Mr Miles took the opportunity to defend Queensland’s border measures, saying “the figures speak for themselves”.
“We stuck to our guns when everyone else was stacked up against us. The LNP Deb Frecklington… Scott Morrison, Peter Dutton, Pauline Hanson, Clive Palmer, they all lined up to criticise us,” Mr Miles said.
“And in the end it’s been proven that we made the right decisions for Queenslanders – we kept them safe.”
Premier Annastacia Palaszczuk said she would have more information on the border situation before the rescheduled meeting of national cabinet tomorrow morning.
“I’ll be having a briefing, as I do, before National Cabinet tomorrow morning, so I’ll be speaking with the Chief Health Officer then about National Cabinet matters.”
“We’ve said very clearly that decision will be made at the end of the month. I’ll get an update on that.”
Happy Thursday readers – Rachael Dexter here back again to take the reins of the blog until the end of the day. There’s a lot going on out there – especially in Melbourne – so if you want to get in touch with any news tips you can drop me an email on firstname.lastname@example.org or message me on Twitter.
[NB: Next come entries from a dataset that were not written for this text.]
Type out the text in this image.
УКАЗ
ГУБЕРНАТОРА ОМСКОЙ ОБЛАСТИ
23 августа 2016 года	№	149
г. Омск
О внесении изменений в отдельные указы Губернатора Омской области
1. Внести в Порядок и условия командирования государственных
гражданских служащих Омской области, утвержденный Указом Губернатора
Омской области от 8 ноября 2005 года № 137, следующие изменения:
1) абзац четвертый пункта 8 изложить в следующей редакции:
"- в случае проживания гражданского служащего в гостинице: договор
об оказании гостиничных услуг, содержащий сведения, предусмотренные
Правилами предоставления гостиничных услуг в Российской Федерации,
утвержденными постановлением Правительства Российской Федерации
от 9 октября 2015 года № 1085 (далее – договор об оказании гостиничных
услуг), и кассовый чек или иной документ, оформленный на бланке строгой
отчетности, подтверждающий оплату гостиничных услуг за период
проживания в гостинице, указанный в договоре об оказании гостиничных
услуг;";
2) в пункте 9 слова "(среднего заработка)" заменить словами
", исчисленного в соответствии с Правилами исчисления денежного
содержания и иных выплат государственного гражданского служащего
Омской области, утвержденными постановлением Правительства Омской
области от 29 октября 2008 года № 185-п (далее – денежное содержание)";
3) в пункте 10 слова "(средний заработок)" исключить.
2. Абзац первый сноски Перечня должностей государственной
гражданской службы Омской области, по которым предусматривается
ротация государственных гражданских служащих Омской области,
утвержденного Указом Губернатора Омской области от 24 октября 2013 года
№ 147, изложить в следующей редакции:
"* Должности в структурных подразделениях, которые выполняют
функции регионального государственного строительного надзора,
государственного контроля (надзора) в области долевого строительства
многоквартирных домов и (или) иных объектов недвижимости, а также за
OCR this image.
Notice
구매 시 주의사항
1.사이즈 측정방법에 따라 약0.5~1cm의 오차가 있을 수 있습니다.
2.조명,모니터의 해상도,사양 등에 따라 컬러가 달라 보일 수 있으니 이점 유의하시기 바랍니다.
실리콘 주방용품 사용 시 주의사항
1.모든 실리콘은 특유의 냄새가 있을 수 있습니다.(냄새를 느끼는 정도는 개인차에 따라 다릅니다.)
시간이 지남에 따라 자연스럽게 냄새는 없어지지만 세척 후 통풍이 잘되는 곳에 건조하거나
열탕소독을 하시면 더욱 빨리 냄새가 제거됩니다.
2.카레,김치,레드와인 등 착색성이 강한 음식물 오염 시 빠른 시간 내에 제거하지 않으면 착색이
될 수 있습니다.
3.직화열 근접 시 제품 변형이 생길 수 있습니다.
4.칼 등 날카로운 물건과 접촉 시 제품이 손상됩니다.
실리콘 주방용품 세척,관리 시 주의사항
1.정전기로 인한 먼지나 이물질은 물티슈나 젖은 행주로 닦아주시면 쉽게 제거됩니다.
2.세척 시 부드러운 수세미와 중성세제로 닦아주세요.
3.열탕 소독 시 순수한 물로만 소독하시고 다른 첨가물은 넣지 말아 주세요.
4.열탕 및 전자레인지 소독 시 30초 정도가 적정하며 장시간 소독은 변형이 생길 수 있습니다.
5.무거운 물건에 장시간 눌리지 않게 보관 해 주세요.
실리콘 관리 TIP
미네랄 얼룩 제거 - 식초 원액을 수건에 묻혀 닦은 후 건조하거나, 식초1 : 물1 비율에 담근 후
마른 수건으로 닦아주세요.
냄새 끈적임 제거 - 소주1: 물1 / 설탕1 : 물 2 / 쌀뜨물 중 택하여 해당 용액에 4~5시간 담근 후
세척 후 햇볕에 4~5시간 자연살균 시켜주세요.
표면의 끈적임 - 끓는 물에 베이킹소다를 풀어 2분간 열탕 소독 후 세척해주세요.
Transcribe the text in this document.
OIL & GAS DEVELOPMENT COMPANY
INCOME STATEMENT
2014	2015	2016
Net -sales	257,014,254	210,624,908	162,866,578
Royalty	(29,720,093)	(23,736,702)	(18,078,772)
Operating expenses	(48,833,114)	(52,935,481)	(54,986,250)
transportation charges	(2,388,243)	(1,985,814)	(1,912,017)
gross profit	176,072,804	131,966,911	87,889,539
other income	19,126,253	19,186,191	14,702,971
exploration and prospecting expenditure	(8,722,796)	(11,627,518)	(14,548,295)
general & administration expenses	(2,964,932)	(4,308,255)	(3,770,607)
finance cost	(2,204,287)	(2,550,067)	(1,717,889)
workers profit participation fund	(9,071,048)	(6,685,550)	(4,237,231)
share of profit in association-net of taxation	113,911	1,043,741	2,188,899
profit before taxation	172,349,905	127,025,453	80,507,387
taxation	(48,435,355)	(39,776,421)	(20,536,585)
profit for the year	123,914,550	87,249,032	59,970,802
Victoria Police will be out in large numbers “setting the tone” in Richmond and Geelong over the grand final weekend, as they reminded fans not to get “caught up in the moment” and break coronavirus restrictions.
Assistant Commissioner Luke Cornelius said this weekend’s policing operation will be focused on communities in Richmond and Geelong and will involve the mounted branch, road police and highway patrol and other specialist capabilities such as the air wing.
“The grand final is being played in the middle of a pandemic and it’s critical in our own last quarter before moving towards opening up again as the second wave eases, we do everything we can to maintain that momentum,” he said.
“Every year the grand final brings lots of people together: families, mates and friends. And the temptation and desire for people to get together to celebrate such an iconic occasion is just so tempting.
“Here we are in our own last quarter, we can see the finish line in sight and just need to hold the line to make sure the weekend doesn’t becomes a spreading event and undo the work and sacrifice people have made over the course of lockdown.”
He said that all bars and clubs on Swan Street will be closed, except for takeaway services, but police will be patrolling the area and “setting the tone”.
“We of course have rostered police on to be ready to respond to public gatherings in whatever context so that includes Swan Street. We are anticipating having a visible presence so people understand police are out and about.”
One of the key challenges police will have to deal with is the potential for emotional fans to let their guard down and break the rules, he said.
“Sadly we have to take steps to manage that risk and the only way we can manage that risk in this critical juncture is take action and that means taking enforcement action,” he said.
“Police always have discretion but here’s the thing. If we cut people slack around ‘I got caught up in the moment’, we would hear that excuse all the time. We have to take action in the name of the vast majority of Victorians who are doing the right thing and owe it to people doing the right thing.”